Артык сразу потемнел.
— Товарищ командующий, — с упреком сказал он, — разве вы сами не могли принять меры, какие нужно? Вы ведь знали, что я был в отряде Эзиза, служил белым.
Командующий сердито нахмурил брови:
— Артык Бабалы, эту глупую мысль надо навсегда выбросить из головы. Чтобы я не слышал больше таких разговоров! Товарищ комиссар, — обернулся он к Тыжденко, — вы неплохо воспитываете бойцов, но, видимо, не выполняете своих обязанностей в отношении командиров.
Тыжденко взял руку под козырек:
— Виноват.
Не ожидавший такого оборота дела, Артык смутился:
— Товарищ командующий, разрешите сказать?
— Говори.
— Комиссар тут не виноват...
— Нет! — оборвал его Чернышов. — Воспитание красноармейцев и командиров — первая обязанность комиссара. Товарищ Тыжденко, я вас серьезно предупреждаю!
— Слушаю, товарищ командующий!
Артык окончательно расстроился и даже не заметил, как Чернышов подмигнул Тыжденко и как хитро поблескивали глаза у обоих.

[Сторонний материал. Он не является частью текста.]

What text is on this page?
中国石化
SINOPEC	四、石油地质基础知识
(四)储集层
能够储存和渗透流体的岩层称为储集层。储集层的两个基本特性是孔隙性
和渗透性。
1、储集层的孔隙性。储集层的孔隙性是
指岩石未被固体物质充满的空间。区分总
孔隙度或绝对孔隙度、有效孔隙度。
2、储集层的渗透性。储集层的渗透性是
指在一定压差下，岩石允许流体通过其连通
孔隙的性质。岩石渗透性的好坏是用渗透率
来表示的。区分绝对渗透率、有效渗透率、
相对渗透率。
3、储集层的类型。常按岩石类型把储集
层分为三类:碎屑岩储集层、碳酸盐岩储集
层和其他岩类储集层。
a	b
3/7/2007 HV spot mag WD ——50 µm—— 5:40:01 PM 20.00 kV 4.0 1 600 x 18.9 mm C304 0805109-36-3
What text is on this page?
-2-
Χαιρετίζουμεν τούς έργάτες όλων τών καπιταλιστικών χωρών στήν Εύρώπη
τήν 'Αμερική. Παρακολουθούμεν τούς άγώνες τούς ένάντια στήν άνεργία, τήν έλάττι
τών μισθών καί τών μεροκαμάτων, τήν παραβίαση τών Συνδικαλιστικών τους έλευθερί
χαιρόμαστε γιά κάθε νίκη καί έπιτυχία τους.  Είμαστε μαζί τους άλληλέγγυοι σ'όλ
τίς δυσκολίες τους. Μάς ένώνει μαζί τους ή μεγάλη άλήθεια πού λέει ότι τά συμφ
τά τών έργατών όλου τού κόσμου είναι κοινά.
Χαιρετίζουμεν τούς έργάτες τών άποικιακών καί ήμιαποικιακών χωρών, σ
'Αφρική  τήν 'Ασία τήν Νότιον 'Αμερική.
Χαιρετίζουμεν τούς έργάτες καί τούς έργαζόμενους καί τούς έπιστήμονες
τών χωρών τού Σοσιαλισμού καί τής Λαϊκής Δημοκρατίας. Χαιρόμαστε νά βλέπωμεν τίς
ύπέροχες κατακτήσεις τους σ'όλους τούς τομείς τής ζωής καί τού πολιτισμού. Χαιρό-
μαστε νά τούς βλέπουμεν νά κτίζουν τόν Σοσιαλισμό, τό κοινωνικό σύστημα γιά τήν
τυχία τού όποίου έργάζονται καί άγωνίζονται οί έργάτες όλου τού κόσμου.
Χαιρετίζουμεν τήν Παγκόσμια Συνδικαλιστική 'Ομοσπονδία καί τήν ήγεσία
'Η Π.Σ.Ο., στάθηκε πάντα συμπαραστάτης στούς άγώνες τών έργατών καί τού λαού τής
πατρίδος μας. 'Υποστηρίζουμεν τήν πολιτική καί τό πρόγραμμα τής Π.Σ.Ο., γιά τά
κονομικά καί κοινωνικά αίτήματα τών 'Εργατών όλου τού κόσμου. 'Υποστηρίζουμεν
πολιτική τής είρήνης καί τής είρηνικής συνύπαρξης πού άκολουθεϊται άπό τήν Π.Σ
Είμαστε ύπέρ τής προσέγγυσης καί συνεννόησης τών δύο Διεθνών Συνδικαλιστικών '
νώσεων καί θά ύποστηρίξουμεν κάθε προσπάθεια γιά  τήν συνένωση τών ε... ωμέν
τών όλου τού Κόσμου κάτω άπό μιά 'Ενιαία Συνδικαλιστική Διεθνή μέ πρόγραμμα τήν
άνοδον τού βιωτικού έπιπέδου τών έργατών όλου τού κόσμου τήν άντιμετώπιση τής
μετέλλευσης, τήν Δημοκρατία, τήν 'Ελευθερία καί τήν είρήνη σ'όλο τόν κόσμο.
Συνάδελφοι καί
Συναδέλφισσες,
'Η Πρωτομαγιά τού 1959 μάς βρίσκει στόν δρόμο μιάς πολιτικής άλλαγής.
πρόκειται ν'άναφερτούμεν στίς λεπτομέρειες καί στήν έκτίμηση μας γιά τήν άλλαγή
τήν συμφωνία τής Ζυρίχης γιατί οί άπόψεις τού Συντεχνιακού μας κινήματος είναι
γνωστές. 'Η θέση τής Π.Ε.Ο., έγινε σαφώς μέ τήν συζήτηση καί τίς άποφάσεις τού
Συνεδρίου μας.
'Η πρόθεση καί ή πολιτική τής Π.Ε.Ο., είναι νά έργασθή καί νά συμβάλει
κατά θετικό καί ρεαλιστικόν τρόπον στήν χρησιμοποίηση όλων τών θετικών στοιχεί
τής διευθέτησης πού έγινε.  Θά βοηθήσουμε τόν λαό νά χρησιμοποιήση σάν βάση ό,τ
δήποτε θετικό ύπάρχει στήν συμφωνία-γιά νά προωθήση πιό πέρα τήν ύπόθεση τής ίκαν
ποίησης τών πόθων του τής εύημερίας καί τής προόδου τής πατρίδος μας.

— Ну, ладно, — спокойно сказал Иван Тимофеевич, — идите к своему полку. Может быть, товарищ Куйбышев подойдет поздороваться с вашими бойцами.
Понурив голову, Артык направился в конец перрона. Когда Тыжденко догнал его, Артык сказал:
— Алеша, черное пятно, приставшее к моему лбу, сегодня запачкало и тебя. Я не хотел этого, ты прости меня!
— Артык, еще и минуты не прошло, как командующий сделал нам выговор, а ты опять за свое. Пойми, что у тебя на лбу не клеймо позора, а печать славы! Ты вот уже больше года вместе с нами громишь белогвардейцев. Что ж, ты хочешь, чтобы Тыжденко снова получил выговор?
— Никакое лекарство не излечивает проказу... Я совершил преступление против советской власти.
— Неправильно говоришь! Немного найдется людей, которые никогда не ошибались. А твоя ошибка, кроме того, — ошибка человека, который плохо разбирался в событиях. Ты смыл с себя грязь кровью врага, рискуя своей головой. Я, как Иван Тимофеевич, и слушать не хочу таких разговоров.
— Ладно, — согласился Артык, — больше не буду говорить об этом.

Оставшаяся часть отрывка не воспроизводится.